Doğduğum günün üstünden, yazları, kışları baharlarıyla tam 82 yılın geçmiş olduğu da noktalanır ve 83’üne basarken...
* * *
“Laf ola beri gele” sözlerden biri olan:
- Her yaşın kendine göre bir tadı vardır, değerlendirmesine; acaba bendeniz de birazcık kulak kabartsam mı?
* * *
Gerçi her yaşta “hayatın tadı, zamanı unutmaktadır”; bazen bir baş başalıkta, bazen bir “diziyi” izlemekte, bazen bir konserde, bazen bir meyhanede...
* * *
İnsanları neden tıkarlar cezaevlerine; zamanı unutmasın ve “günler bir türlü geçmek bilmesin” diye...
* * *
Gençlik ile yaşlılık hakkındaki bir başka saptama da şöyle:
- Gençler için günler kısa, yıllar uzun; yaşlılar için günler uzun, yıllar kısa...
Ve bir tane daha:
- Gençler bilebilse, yaşlılar yapabilseydi...
* * *
Yıllar geçtikçe, insanın sık duymaya alıştığı sözler de değişiyor.
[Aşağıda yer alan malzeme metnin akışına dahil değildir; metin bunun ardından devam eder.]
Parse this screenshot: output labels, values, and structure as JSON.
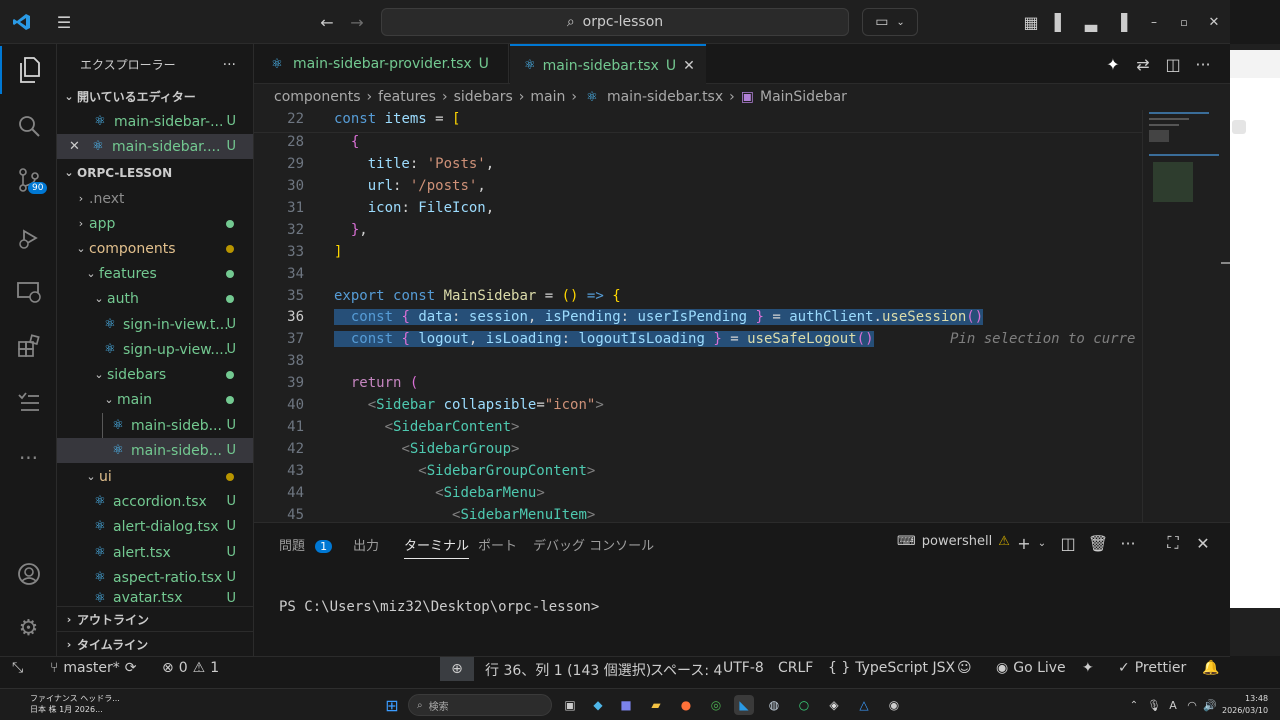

20 yaş dostlarıyla konuşurken, gülerek soruyorum:
- Bakalım 62 yıl sonra benim yaşıma geldiğinde ne yapacaksın?
Aldığım yanıt:
- Ben o kadar yaşamam...
* * *
50 yaş dostlarıyla konuşurken de soruyorum:
- Ne yapacaksın 30 yıl sonra 80’ine geldiğinde?
Aldığım yanıt yine aynı:
- Ben o kadar yaşayamam ki?
* * *
Hayat tuhaf bir göle benziyor, ortasındayken ayrıldığın kıyıya baktığında yakın; farkına varmadan yaklaştığın karşı kıyı ise uzak mı uzak görünüyor.
* * *
Bendeniz de 50’sinde, 60’ında, hatta 70’indeyken; 80, varılamayacak uzak bir kıyı olarak görünüyordu.
* * *
“Kalem” adamlarından, yaşlanabilmiş de olanlar; çocukluklarını, gençliklerini yazmayı pek sevdikleri halde, o kadar benimsemezler ihtiyarlığı da ayrıntılarıyla yazmayı...
* * *
Hatırladığım kadarıyla sadece La Bruyere:
- Paradoks yapıyor denmesinden korkmasam; yaşlılığı, gençliğe yeğlediğimi söylerdim, diye yazmıştı.
* * *
İşin matrak tarafı, La Bruyere’in o satırları yazdığında 47-48 yaşlarında olmasaydı; 51’inde de hayattan ayrılmıştı zaten.
* * *
19’uncu yüzyılın ortalarına kadar, o dönemlerin gelişmiş toplumlarında dahi, insanların ömür cetveli 45-55 yıl kadardı.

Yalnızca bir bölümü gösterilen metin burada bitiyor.